米紙ワシントン・ポストの世論調査によると、インフレが経済的な最大の悩みと答えた人は32%。物価高で生活水準の維持に不安を覚える人は68%。ガソリン高による家計圧迫で66%が運転を減らしている。
米紙クリスチャン・サイエンスモニターによると、造園業団体の調査で今年自宅に庭がある人の39%が野菜の栽培を行うと答え、前年より5%上昇した。「食料価格高騰が影響している」と指摘している。
低所得者の生活苦は一段と厳しい。高金利型住宅ローン(サブプライムローン)の借り手、メリーランド州ボルティモアのジェニーショウンさん(60)は「ローン返済、光熱費すべてが上昇し、食費が残らない。国から支給される食糧交換券で食いつないでいる」と憤りを隠さない。結婚指輪など貴重品をインターネットで売却して現金化する人も増えており、ある人気掲示板サイトでは、売却リストの件数は昨夏以来70%増加したという。
一方、サービス業は客離れとコスト高のダブルパンチ。米コーヒーチェーン最大手スターバックスは1−3月期決算で米来店客数の落ち込みによって純利益が前年同期比28%減少した。

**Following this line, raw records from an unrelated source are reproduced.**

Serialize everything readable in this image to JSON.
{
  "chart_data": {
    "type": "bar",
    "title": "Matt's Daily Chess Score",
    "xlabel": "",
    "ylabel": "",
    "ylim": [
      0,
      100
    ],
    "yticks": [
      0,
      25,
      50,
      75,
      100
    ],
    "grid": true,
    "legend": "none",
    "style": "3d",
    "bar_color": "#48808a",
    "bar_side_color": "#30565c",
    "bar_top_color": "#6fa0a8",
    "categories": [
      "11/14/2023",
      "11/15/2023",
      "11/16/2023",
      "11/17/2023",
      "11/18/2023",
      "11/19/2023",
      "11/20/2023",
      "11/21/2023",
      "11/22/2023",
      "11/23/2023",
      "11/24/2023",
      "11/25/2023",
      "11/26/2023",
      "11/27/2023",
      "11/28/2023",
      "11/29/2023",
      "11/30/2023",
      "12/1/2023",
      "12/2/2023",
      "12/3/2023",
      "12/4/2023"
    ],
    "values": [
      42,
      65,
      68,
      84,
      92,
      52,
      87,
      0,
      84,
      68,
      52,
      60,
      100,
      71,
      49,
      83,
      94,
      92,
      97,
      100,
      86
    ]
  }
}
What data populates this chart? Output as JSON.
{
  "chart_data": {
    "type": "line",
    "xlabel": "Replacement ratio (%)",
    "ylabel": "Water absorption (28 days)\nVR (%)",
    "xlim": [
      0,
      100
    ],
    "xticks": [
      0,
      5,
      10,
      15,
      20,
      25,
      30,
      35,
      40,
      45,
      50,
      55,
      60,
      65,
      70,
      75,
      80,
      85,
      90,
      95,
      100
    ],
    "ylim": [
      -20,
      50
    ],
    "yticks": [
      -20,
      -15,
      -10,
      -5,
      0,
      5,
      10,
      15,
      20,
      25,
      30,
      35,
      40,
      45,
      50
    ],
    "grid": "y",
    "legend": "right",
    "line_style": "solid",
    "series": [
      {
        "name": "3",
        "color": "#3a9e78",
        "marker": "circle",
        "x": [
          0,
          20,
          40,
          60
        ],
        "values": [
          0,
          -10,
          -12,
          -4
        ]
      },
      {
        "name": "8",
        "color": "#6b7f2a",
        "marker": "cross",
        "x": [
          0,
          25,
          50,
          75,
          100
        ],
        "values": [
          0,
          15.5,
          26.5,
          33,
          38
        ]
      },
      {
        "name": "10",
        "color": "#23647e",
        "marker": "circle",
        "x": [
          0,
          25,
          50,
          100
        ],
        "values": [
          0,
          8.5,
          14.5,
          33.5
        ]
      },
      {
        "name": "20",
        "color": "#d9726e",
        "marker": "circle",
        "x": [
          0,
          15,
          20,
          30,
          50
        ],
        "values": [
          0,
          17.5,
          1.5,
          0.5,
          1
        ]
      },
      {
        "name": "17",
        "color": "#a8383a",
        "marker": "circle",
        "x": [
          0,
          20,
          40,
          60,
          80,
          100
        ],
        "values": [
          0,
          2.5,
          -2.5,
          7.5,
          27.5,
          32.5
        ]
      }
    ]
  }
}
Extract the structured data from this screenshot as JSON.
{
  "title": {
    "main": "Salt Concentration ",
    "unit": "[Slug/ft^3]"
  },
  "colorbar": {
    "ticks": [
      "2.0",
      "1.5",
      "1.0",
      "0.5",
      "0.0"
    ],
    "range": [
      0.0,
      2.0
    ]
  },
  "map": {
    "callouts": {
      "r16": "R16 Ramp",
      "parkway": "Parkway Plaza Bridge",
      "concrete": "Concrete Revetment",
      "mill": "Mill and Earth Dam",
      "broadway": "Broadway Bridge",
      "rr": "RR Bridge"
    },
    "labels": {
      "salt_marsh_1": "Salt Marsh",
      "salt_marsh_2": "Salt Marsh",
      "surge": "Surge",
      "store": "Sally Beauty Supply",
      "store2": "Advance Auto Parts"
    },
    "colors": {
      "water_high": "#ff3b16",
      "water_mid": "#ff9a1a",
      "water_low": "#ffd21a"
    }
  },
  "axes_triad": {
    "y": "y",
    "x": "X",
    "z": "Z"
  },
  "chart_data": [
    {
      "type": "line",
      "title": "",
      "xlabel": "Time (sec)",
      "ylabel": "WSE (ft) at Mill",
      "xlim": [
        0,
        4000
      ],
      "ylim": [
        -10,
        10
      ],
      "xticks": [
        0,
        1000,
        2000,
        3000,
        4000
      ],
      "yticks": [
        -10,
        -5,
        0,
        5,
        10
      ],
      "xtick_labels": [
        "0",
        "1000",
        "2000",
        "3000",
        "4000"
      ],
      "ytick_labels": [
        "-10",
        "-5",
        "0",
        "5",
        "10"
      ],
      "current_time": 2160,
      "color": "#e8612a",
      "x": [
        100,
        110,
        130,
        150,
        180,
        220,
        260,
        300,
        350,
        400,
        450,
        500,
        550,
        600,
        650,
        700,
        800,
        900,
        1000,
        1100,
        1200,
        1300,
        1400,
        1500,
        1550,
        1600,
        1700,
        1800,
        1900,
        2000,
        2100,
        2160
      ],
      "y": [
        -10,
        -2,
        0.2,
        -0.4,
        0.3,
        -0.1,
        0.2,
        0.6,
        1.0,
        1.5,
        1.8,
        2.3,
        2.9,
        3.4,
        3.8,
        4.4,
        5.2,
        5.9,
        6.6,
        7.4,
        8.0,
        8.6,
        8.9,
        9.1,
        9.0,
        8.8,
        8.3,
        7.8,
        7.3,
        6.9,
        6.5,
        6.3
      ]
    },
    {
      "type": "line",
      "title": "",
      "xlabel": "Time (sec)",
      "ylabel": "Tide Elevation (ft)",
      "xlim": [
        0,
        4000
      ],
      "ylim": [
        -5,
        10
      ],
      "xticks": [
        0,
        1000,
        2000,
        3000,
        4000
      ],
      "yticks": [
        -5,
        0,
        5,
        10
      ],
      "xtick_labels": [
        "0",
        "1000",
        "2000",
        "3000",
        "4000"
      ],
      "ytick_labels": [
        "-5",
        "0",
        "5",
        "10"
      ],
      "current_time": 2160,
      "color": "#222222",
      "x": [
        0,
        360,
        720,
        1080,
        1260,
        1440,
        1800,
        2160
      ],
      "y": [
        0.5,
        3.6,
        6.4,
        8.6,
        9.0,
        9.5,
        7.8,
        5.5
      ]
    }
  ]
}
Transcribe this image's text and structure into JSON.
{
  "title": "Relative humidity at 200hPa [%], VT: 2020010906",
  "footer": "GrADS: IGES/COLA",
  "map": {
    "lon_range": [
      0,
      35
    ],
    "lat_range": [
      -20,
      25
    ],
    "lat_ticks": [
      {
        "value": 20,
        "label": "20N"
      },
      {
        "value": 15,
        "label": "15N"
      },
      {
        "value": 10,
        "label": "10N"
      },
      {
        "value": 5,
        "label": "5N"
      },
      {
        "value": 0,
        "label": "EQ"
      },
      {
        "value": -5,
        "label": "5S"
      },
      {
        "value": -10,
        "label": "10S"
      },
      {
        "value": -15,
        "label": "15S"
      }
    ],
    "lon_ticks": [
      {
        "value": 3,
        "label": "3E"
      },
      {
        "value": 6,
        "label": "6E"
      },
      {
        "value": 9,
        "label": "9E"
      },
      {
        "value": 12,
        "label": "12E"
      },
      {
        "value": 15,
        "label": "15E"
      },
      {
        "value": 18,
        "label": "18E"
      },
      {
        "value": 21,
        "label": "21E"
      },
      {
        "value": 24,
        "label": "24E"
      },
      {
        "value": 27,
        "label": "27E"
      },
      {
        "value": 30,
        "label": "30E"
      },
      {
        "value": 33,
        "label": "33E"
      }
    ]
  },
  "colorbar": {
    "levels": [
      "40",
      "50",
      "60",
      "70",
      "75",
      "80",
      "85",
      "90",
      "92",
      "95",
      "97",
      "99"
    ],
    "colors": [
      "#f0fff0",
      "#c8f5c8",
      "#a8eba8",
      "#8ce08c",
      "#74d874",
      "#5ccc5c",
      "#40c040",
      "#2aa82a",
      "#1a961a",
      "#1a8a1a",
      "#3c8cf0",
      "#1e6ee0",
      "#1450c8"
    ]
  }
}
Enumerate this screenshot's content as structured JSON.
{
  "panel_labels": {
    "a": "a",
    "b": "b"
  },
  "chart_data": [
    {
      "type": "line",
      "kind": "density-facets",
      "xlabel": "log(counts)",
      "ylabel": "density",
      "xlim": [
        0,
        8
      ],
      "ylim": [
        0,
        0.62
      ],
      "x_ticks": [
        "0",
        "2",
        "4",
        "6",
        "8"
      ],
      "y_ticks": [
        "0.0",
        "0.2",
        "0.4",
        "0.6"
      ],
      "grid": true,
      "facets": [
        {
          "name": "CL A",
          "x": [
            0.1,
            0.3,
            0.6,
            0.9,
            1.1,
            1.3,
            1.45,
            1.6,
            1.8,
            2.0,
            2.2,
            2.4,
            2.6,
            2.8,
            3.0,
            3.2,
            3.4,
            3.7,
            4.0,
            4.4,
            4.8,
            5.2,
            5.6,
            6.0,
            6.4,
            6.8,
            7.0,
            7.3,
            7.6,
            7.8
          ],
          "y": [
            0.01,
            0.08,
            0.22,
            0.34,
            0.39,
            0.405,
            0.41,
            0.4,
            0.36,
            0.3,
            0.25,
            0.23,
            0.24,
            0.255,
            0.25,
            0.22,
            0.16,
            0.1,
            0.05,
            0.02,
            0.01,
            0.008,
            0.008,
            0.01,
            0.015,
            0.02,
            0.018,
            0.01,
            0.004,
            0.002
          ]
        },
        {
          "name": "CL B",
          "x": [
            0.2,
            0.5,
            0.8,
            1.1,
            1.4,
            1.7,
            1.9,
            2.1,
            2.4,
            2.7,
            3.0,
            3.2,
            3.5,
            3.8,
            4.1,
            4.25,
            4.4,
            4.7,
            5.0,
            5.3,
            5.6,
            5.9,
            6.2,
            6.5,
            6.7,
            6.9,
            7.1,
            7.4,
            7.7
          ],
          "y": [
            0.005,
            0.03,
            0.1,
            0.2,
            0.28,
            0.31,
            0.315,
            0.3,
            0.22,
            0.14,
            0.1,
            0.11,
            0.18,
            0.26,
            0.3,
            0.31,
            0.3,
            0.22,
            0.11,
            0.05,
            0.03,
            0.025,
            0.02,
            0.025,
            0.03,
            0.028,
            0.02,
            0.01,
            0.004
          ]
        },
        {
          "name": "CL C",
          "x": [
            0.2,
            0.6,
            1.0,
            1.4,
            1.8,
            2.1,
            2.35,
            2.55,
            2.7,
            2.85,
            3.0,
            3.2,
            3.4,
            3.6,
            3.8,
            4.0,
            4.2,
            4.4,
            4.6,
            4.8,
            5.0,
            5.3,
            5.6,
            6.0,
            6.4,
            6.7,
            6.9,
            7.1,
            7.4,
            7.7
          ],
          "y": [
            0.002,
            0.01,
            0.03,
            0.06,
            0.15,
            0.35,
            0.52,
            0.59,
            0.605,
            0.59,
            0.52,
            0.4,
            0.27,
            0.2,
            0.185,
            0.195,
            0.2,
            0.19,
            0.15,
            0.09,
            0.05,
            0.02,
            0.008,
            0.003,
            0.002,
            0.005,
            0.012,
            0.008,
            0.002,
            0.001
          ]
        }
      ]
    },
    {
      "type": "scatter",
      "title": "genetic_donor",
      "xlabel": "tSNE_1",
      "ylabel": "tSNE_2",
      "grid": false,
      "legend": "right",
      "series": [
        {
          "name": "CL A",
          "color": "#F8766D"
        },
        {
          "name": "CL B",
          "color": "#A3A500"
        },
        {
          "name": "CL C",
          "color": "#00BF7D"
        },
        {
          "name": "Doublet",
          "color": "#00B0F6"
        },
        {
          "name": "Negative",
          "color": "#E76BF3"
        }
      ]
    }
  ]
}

15日、米下院の中小企業委員会の公聴会で、レストランオーナーのゲオフ・トラシー氏が「卸売食料価格は過去27年で最高水準だが、多くの店はメニューの価格にコスト急騰を転嫁できない」と訴えた。
米実質国内総生産(GDP)は1ー3月期、7割を占める個人消費が前回の景気後退期の01年以来の低水準。節約志向で消費の縮小が続けば、世界経済の減速にも波及しかねない。